Absence of Uptake and Prion-Like Spreading of Alpha-Synuclein and Tau After Intravitreal Injection of Preformed Fibrils

• Published in: Frontiers in aging neuroscience Vol. 12; p. 614587
• Main Authors: Veys, Lien, Van houcke, Jessie, Aerts, Jeroen, Van Pottelberge, Sophie, Mahieu, Michel, Coens, Audrey, Melki, Ronald, Moechars, Dieder, De Muynck, Louis, De Groef, Lies
• Format: Journal Article
• Language: English
• Published: Switzerland Frontiers Research Foundation 15.01.2021; Frontiers; Frontiers Media S.A
• Subjects: alpha-synuclein; Antibodies; Brain; Disease; Etiology; Extracellular matrix; Fibrils; Injection; intravitreal injection; Laboratories; Life Sciences; Microscopy; Neural networks; Neurodegenerative diseases; Neuropathy; Neuroscience; Prion protein; prion-like spreading; Protein folding; Proteins; Retina; Spreading; Synuclein; tau; Tau protein; Visual system; visual system; tau; intravitreal injection; alpha-synuclein; prion-like spreading
• ISSN: 1663-4365; 1663-4365
• DOI: 10.3389/fnagi.2020.614587

Although very different in etiology and symptoms, numerous neurodegenerative diseases can be classified as proteinopathies.

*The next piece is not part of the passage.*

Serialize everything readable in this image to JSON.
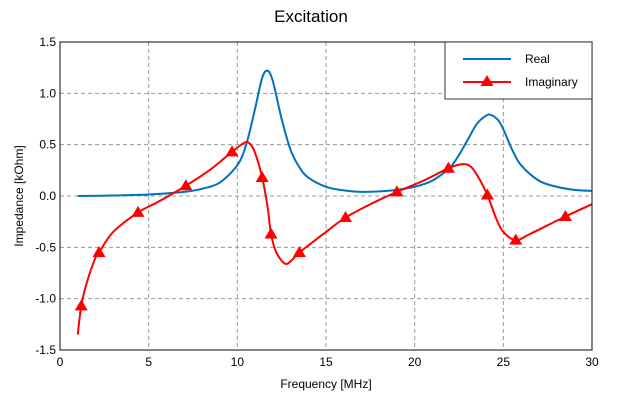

More so, evidence indicates that the key misfolded proteins at the basis of different neuropathies might share common mechanisms of propagation. As such, the prion-like spreading of protein aggregates through the neural network is subject of intensive research focus and requires adequate models. Here, we made use of the well-defined architecture and large accessibility of the visual system, of which the retinotopic connections represent a simple route of anterograde signaling and an elegant model to investigate transsynaptic, prion-like spreading. In two independent studies, uptake and seeding of alpha-synuclein and tau were examined after intravitreal injection of preformed fibrils. However, extracellular matrix components in the vitreous space and at the vitreoretinal surface appeared to act as a barrier for the entry of both fibrils into the retina. These results show that further experimental refinement is needed to fully realize the potential of the visual system as a model for studying the molecular and cellular mechanisms of anterograde, transsynaptic spreading of prion-like proteins.